La cerimonia d’apertura, tenutasi il 19 agosto 2026, ha segnato l’inizio di una due settimane di competizioni che vedranno sfidarsi oltre 4.000 atleti provenienti da 26 nazioni. Tra questi, 2207 uomini e 1647 donne si contenderanno medaglie in 28 discipline sportive, trasformando Taranto nel cuore pulsante dello sport mediterraneo.
Un evento di portata internazionale
Questa edizione rappresenta la quarta volta che l’Italia ospita i Giochi del Mediterraneo, e la seconda in Puglia dopo Bari 1997. La città di Taranto, designata European Region of Sport 2026 è pronta a mostrare il meglio di sé, non solo come sede delle competizioni, ma anche come esempio di ospitalità e inclusione.
Il Comitato Organizzatore insieme alla Commissione Atleti e alla Commissione Medica dell’ICMG ha lavorato senza sosta per garantire che ogni dettaglio sia perfetto. Dalle infrastrutture sportive agli alloggi, tutto è stato pensato per offrire un’esperienza indimenticabile agli atleti e ai visitatori.
Le eccellenze gastronomiche al servizio dello sport
L’ospitalità a Taranto 2026 non si limita alle competizioni. Il Villaggio Mediterraneo con i suoi ristoranti Aroya e Romantika, offre un’esperienza culinaria unica che valorizza le eccellenze italiane e pugliesi. Ogni giorno, vengono serviti 4.000 pranzi e cene, con un menu studiato per rispondere alle esigenze nutrizionali degli atleti.
Tra le specialità più apprezzate ci sono la pizza e la pasta preparate con ingredienti locali come il pane di Altamura e le orecchiette. Non mancano i pasticciotti e la focaccia barese che rappresentano il meglio della tradizione pugliese. Il menu, arricchito da un servizio 100% halal, è stato progettato per accogliere le diverse esigenze alimentari e culturali delle delegazioni.
Taranto e la Puglia: un palcoscenico per lo sport
La Puglia, con il suo assessore allo Sport Cristian Casili ha accolto con entusiasmo l’opportunità di ospitare i Giochi del Mediterraneo. ‘Taranto 2026 è una grande occasione di incontro’, ha dichiarato Casili, sottolineando come lo sport possa diventare un momento di dialogo e conoscenza reciproca tra i popoli.

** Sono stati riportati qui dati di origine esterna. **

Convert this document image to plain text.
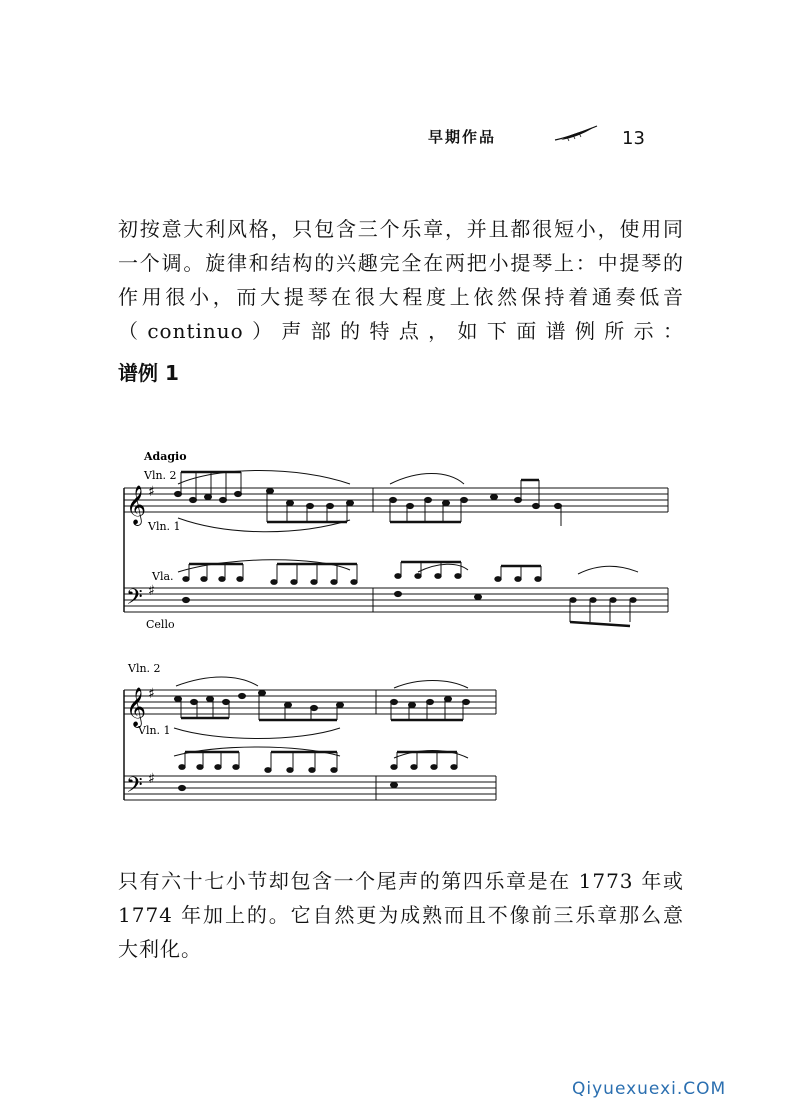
早期作品	13

初按意大利风格，只包含三个乐章，并且都很短小，使用同一个调。旋律和结构的兴趣完全在两把小提琴上：中提琴的作用很小，而大提琴在很大程度上依然保持着通奏低音（continuo）声部的特点，如下面谱例所示：

谱例 1
Adagio
Vln. 2
Vln. 1
Vla.
Cello
𝄞
𝄢
♯
♯
Vln. 2
Vln. 1
𝄞
𝄢
♯
♯

只有六十七小节却包含一个尾声的第四乐章是在 1773 年或 1774 年加上的。它自然更为成熟而且不像前三乐章那么意大利化。

Qiyuexuexi.COM
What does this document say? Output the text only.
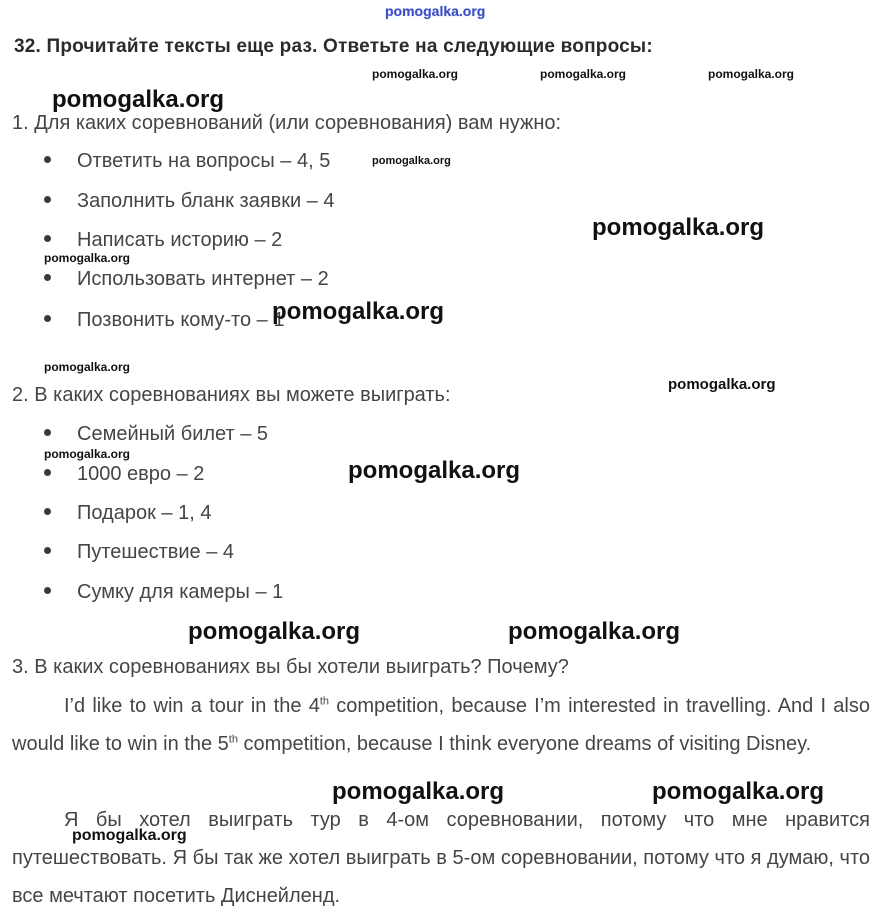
pomogalka.org
32. Прочитайте тексты еще раз. Ответьте на следующие вопросы:
1. Для каких соревнований (или соревнования) вам нужно:
Ответить на вопросы – 4, 5
Заполнить бланк заявки – 4
Написать историю – 2
Использовать интернет – 2
Позвонить кому-то – 1
2. В каких соревнованиях вы можете выиграть:
Семейный билет – 5
1000 евро – 2
Подарок – 1, 4
Путешествие – 4
Сумку для камеры – 1
3. В каких соревнованиях вы бы хотели выиграть? Почему?

I’d like to win a tour in the 4th competition, because I’m interested in travelling. And I also would like to win in the 5th competition, because I think everyone dreams of visiting Disney.

Я бы хотел выиграть тур в 4-ом соревновании, потому что мне нравится путешествовать. Я бы так же хотел выиграть в 5-ом соревновании, потому что я думаю, что все мечтают посетить Диснейленд.

pomogalka.org	pomogalka.org	pomogalka.org
pomogalka.org
pomogalka.org
pomogalka.org
pomogalka.org
pomogalka.org
pomogalka.org
pomogalka.org
pomogalka.org
pomogalka.org
pomogalka.org	pomogalka.org
pomogalka.org	pomogalka.org
pomogalka.org
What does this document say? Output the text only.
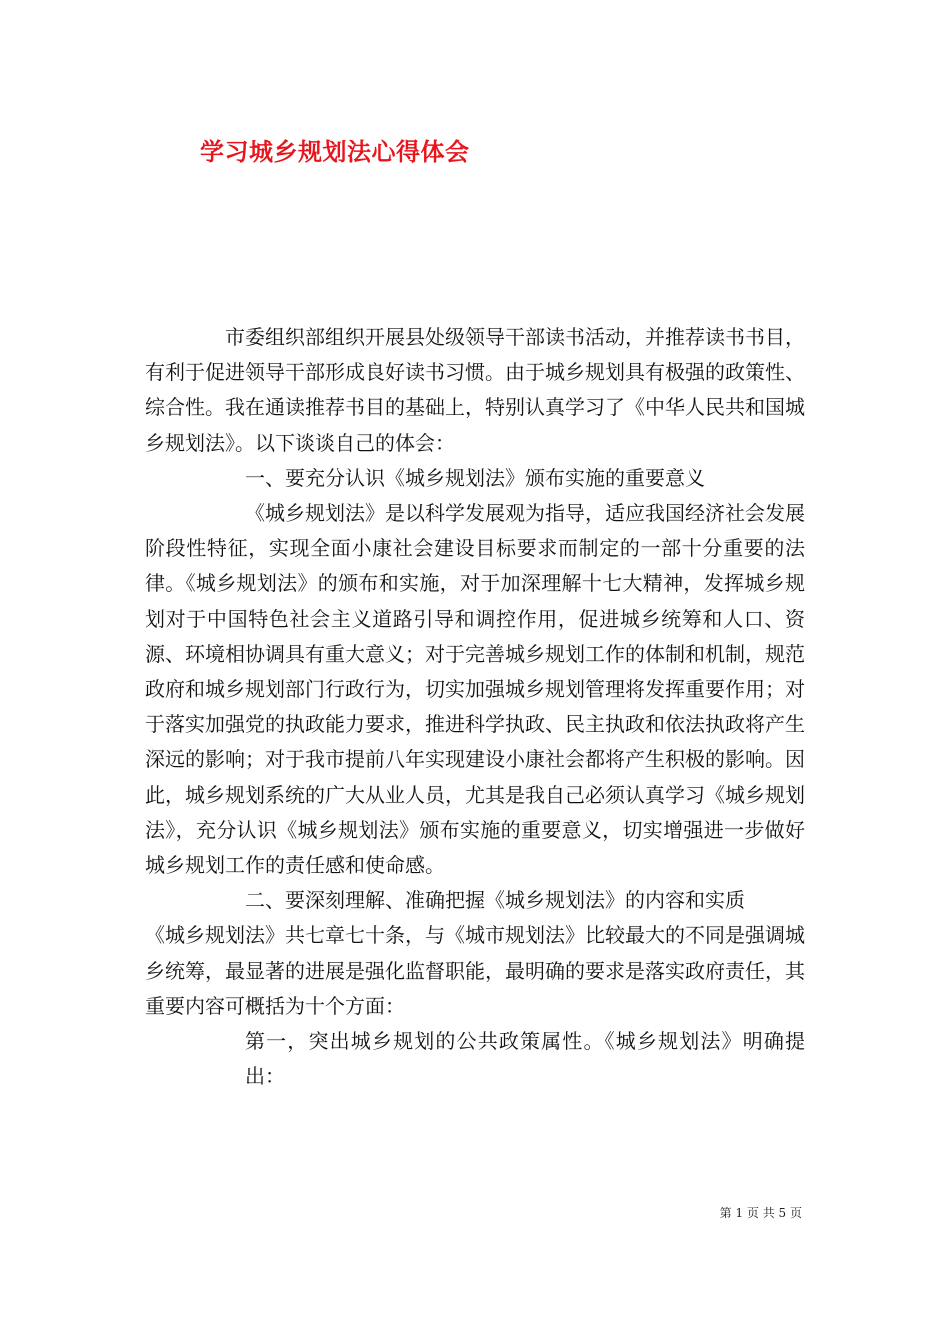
学习城乡规划法心得体会

市委组织部组织开展县处级领导干部读书活动，并推荐读书书目，有利于促进领导干部形成良好读书习惯。由于城乡规划具有极强的政策性、综合性。我在通读推荐书目的基础上，特别认真学习了《中华人民共和国城乡规划法》。以下谈谈自己的体会：

一、要充分认识《城乡规划法》颁布实施的重要意义

《城乡规划法》是以科学发展观为指导，适应我国经济社会发展阶段性特征，实现全面小康社会建设目标要求而制定的一部十分重要的法律。《城乡规划法》的颁布和实施，对于加深理解十七大精神，发挥城乡规划对于中国特色社会主义道路引导和调控作用，促进城乡统筹和人口、资源、环境相协调具有重大意义；对于完善城乡规划工作的体制和机制，规范政府和城乡规划部门行政行为，切实加强城乡规划管理将发挥重要作用；对于落实加强党的执政能力要求，推进科学执政、民主执政和依法执政将产生深远的影响；对于我市提前八年实现建设小康社会都将产生积极的影响。因此，城乡规划系统的广大从业人员，尤其是我自己必须认真学习《城乡规划法》，充分认识《城乡规划法》颁布实施的重要意义，切实增强进一步做好城乡规划工作的责任感和使命感。

二、要深刻理解、准确把握《城乡规划法》的内容和实质

《城乡规划法》共七章七十条，与《城市规划法》比较最大的不同是强调城乡统筹，最显著的进展是强化监督职能，最明确的要求是落实政府责任，其重要内容可概括为十个方面：

第一，突出城乡规划的公共政策属性。《城乡规划法》明确提出：

第 1 页 共 5 页
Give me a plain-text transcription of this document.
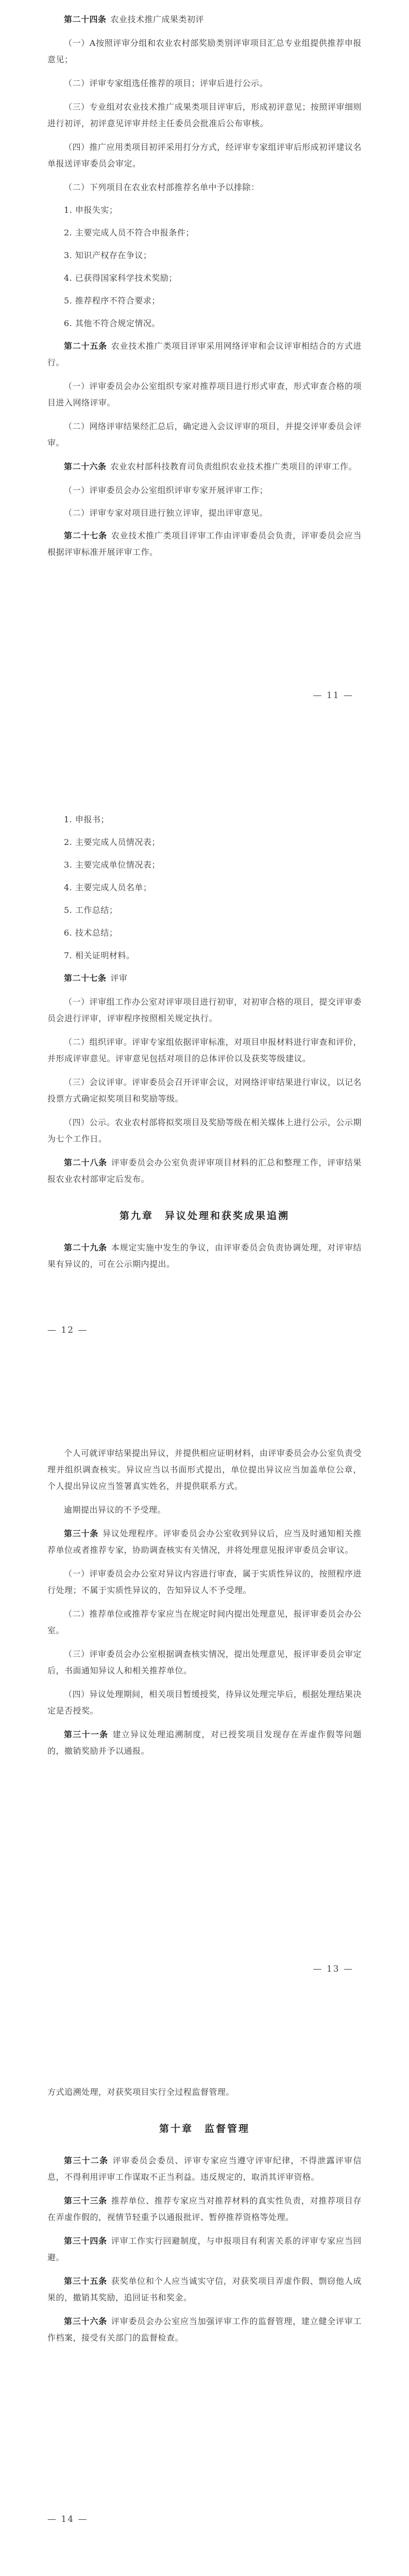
第二十四条 农业技术推广成果类初评

（一）A按照评审分组和农业农村部奖励类别评审项目汇总专业组提供推荐申报意见；

（二）评审专家组选任推荐的项目；评审后进行公示。

（三）专业组对农业技术推广成果类项目评审后，形成初评意见；按照评审细则进行初评，初评意见评审并经主任委员会批准后公布审核。

（四）推广应用类项目初评采用打分方式，经评审专家组评审后形成初评建议名单报送评审委员会审定。

（二）下列项目在农业农村部推荐名单中予以排除：
1. 申报失实；
2. 主要完成人员不符合申报条件；
3. 知识产权存在争议；
4. 已获得国家科学技术奖励；
5. 推荐程序不符合要求；
6. 其他不符合规定情况。

第二十五条 农业技术推广类项目评审采用网络评审和会议评审相结合的方式进行。

（一）评审委员会办公室组织专家对推荐项目进行形式审查，形式审查合格的项目进入网络评审。

（二）网络评审结果经汇总后，确定进入会议评审的项目，并提交评审委员会评审。

第二十六条 农业农村部科技教育司负责组织农业技术推广类项目的评审工作。

（一）评审委员会办公室组织评审专家开展评审工作；
（二）评审专家对项目进行独立评审，提出评审意见。

第二十七条 农业技术推广类项目评审工作由评审委员会负责，评审委员会应当根据评审标准开展评审工作。

— 11 —
1. 申报书；
2. 主要完成人员情况表；
3. 主要完成单位情况表；
4. 主要完成人员名单；
5. 工作总结；
6. 技术总结；
7. 相关证明材料。

第二十七条 评审

（一）评审组工作办公室对评审项目进行初审，对初审合格的项目，提交评审委员会进行评审，评审程序按照相关规定执行。

（二）组织评审。评审专家组依据评审标准，对项目申报材料进行审查和评价，并形成评审意见。评审意见包括对项目的总体评价以及获奖等级建议。

（三）会议评审。评审委员会召开评审会议，对网络评审结果进行审议，以记名投票方式确定拟奖项目和奖励等级。

（四）公示。农业农村部将拟奖项目及奖励等级在相关媒体上进行公示，公示期为七个工作日。

第二十八条 评审委员会办公室负责评审项目材料的汇总和整理工作，评审结果报农业农村部审定后发布。

第九章　异议处理和获奖成果追溯

第二十九条 本规定实施中发生的争议，由评审委员会负责协调处理，对评审结果有异议的，可在公示期内提出。

— 12 —

个人可就评审结果提出异议，并提供相应证明材料，由评审委员会办公室负责受理并组织调查核实。异议应当以书面形式提出，单位提出异议应当加盖单位公章，个人提出异议应当签署真实姓名，并提供联系方式。

逾期提出异议的不予受理。

第三十条 异议处理程序。评审委员会办公室收到异议后，应当及时通知相关推荐单位或者推荐专家，协助调查核实有关情况，并将处理意见报评审委员会审议。

（一）评审委员会办公室对异议内容进行审查，属于实质性异议的，按照程序进行处理；不属于实质性异议的，告知异议人不予受理。

（二）推荐单位或推荐专家应当在规定时间内提出处理意见，报评审委员会办公室。

（三）评审委员会办公室根据调查核实情况，提出处理意见，报评审委员会审定后，书面通知异议人和相关推荐单位。

（四）异议处理期间，相关项目暂缓授奖，待异议处理完毕后，根据处理结果决定是否授奖。

第三十一条 建立异议处理追溯制度，对已授奖项目发现存在弄虚作假等问题的，撤销奖励并予以通报。

— 13 —

方式追溯处理，对获奖项目实行全过程监督管理。

第十章　监督管理

第三十二条 评审委员会委员、评审专家应当遵守评审纪律，不得泄露评审信息，不得利用评审工作谋取不正当利益。违反规定的，取消其评审资格。

第三十三条 推荐单位、推荐专家应当对推荐材料的真实性负责，对推荐项目存在弄虚作假的，视情节轻重予以通报批评、暂停推荐资格等处理。

第三十四条 评审工作实行回避制度，与申报项目有利害关系的评审专家应当回避。

第三十五条 获奖单位和个人应当诚实守信，对获奖项目弄虚作假、剽窃他人成果的，撤销其奖励，追回证书和奖金。

第三十六条 评审委员会办公室应当加强评审工作的监督管理，建立健全评审工作档案，接受有关部门的监督检查。

— 14 —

Le competizioni si svolgeranno non solo a Taranto, ma anche in altri comuni delle province di Taranto, Brindisi e Lecce, coinvolgendo un ampio sistema territoriale. Questo approccio permette di estendere la presenza dei Giochi oltre la città ospitante, creando un evento diffuso che coinvolge l’intera regione.
La Regione Puglia ha sostenuto attivamente il percorso verso i Giochi, promuovendo eventi sportivi e iniziative di inclusione. Il sostegno regionale comprende anche interventi sulla viabilità, il piano sanitario, la protezione civile e l’accoglienza delle delegazioni, garantendo che tutto sia pronto per accogliere al meglio gli atleti e i visitatori.
Con la chiusura prevista per il 3 settembre, i Giochi del Mediterraneo 2026 promettono di lasciare un segno indelebile nella storia dello sport e nella memoria di Taranto e della Puglia. Un evento che, oltre alle medaglie, porterà con sé valori di unità, rispetto e collaborazione tra i popoli del Mediterraneo.